Не только погода занимала сейчас Савкины мысли. Отец все чаще и чаще стал заводить разговор о возможной женитьбе младшего сына. «Хорошо Борьке. Уехал в Заволочье. Живет, поди, там себе в удовольствие и никто ему против воли невест не навязывает. А тятя не первый раз про Фёклу разговор заводил. Что он в ней нашел? Лицом конопата, а в ширь – один не охватишь. Ну и что, что дочка посадская. Сам-то вон маменьку взял не из рода боярского. С далекого севера привез. Не раз хвастал, когда медовуха в голову ударяла, что лучше чудинок жонок нет. Особенно северных, что за Нево и Онего живут, – рассуждал он, глядя на стайку плавающих и припозднившихся с осенним перелетом уток. – Сам-то вдругорядь не женится, небось. Старший брат Твердослав бобылем ходит и ничего, а меня вот обязательно женить надо. Сдались тяте мои внуки! А Борька? Вечно этот Боров в стороне отсиживается, когда меня в оборот берут».
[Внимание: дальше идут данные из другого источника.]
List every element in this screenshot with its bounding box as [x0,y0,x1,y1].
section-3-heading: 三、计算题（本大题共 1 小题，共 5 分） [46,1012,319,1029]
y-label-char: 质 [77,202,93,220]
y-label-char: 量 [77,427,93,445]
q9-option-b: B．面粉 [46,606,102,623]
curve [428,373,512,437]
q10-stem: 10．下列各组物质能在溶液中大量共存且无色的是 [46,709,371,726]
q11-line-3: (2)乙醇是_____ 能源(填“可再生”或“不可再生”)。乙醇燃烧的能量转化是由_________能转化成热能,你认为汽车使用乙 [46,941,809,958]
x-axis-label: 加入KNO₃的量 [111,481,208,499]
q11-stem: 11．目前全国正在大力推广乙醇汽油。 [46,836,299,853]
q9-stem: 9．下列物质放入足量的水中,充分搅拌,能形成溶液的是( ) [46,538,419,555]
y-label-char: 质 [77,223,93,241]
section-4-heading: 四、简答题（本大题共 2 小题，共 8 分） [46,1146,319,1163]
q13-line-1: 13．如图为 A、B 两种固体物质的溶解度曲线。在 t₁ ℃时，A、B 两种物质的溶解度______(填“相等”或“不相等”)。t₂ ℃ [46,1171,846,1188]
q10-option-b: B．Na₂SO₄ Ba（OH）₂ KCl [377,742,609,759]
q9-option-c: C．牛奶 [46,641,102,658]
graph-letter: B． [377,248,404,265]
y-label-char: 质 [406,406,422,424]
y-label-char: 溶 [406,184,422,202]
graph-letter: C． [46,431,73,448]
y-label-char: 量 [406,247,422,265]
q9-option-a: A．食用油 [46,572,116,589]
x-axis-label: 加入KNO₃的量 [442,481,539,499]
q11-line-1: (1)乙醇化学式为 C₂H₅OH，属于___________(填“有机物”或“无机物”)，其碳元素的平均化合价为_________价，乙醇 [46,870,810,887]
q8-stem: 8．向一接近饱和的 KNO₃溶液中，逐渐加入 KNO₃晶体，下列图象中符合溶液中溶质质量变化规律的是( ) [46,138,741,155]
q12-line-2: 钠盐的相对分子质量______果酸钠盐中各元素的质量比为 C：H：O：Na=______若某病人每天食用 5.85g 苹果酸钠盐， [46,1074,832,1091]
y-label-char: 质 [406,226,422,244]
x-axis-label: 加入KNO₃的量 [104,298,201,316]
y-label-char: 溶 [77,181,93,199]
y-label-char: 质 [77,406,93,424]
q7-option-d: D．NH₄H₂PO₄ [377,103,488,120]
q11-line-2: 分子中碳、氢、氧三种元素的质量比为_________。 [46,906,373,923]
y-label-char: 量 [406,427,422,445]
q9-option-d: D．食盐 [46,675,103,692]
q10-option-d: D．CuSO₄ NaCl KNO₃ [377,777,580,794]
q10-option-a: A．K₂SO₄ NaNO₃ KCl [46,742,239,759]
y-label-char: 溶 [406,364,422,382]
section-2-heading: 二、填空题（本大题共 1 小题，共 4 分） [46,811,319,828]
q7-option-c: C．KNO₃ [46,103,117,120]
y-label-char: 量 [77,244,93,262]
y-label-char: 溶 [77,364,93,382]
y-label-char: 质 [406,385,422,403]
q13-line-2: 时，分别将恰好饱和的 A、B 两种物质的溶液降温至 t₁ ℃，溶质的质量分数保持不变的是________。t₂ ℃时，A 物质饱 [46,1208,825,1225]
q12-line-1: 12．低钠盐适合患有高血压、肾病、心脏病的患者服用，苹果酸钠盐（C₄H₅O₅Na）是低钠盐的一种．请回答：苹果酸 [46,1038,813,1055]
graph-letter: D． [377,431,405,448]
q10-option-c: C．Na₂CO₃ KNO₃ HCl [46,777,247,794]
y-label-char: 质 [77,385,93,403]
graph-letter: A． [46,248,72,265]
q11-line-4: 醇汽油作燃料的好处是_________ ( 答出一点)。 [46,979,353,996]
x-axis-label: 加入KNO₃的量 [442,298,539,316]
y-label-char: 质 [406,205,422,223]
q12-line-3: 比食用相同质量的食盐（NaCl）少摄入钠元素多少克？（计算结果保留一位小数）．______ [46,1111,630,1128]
Отец рассказывал, что они с Борисом родились в одну ночь. Мать Бориса, тетка Домина, приходилась родной сестрой матери Савки Маремьяне. Они были не славянских корней и взяты в жены друзьями Юрием Петембуровцом и Исайей Фотиевым во время похода по северным волостям. Девушки были дочерьми одного из тамошних местных старейшин. Они сразу приглянулись боярам. Вопроса кому и какая по душе, у них не стояло. Как-то сразу выяснилось, что Исайе по нраву старшая слегка полноватая Муча, а Юрию приглянулась черноглазая Сима. По приезду в Новгород сестер крестили и дали новые имена. С того времени мать у Савки стали звать Маремьяной, а Борьки – Доминой. Обе славянского языка не знали и стали говорить на нем лишь много времени спустя. Писать же они так и не научились. Местный писарь-дьяк сказал, что женщин чудинок учить этому бесполезно. Они к тому не приспособлены. Настаивать никто и не стал. По дому управлялись исправно, а что еще хорошему хозяину нужно?

Домина после нескольких лет бездетности, наконец, забеременела. Но рожала тяжело. Долго ребеночек появиться не мог. От того и померла, едва младенец заявил о своем появлении на свет. Бориса, как потом его нарекли, принесли в дом Петембурцев, где к тому времени Маремьяна в первый раз кормила недавно обмытого сына. Отец не говорил Савке, почему с тех пор Борис все время жил у них, и лишь время от времени Исайя брал его к себе. Фотиев вскоре после смерти Домины женился снова, но детей они с новой женой так до сих пор и не завели.

Ну, а Савка и не спрашивал, отчего Борька с ними живет, а не с Исайей. Живет, да и пусть живет, думал он. Вдвоем веселее. Со старшими братьями не больно наиграешь. Скучно с ними. Твердослав его на целых десять лет старше, Мстислав – на шесть: как с ними поиграешь? Все у них какие-то дела и заботы. Лишь Любомир, который всего на два года его раньше родился, единственный, кто с ним и с Борькой возился. Как они горевали с Борисом, когда узнали о его смерти.

Еще он знал, что в ту ночь, когда родился, умер его дед Дмитрий Пороманович Петембуровец. О нем ему мало что родители рассказывали. Мать совсем ничего не говорила, а отец каждый раз, когда Савка о том интересовался, коротко отвечал: «Работал». Единственное, что ему удалось узнать, так то, что дед перед тем как умереть, все справлялся, не появился ли кто на свет. А когда узнал о рождении внука, довольно покачал головой, прикрыл глаза и больше их не открывал.

***

Тут Савка заметил на пожухшей траве чье-то кресало. Хотел сначала отпихнуть его сапогом, но передумал и нагнулся, чтобы поднять. «Кто-то видать выронил, – подумал он, пытаясь поднять огниво». В этот момент из ворота рубахи вместе с нательным крестиком выскользнула фигурка костяной рыбки. Тонкие, но прочные нити надежно удерживали их от случайной потери. Он одной рукой ухватил находку, а другой сгреб в кулак крестик с рыбкой. Поцеловав каждый отдельно, сунул их обратно за пазуху.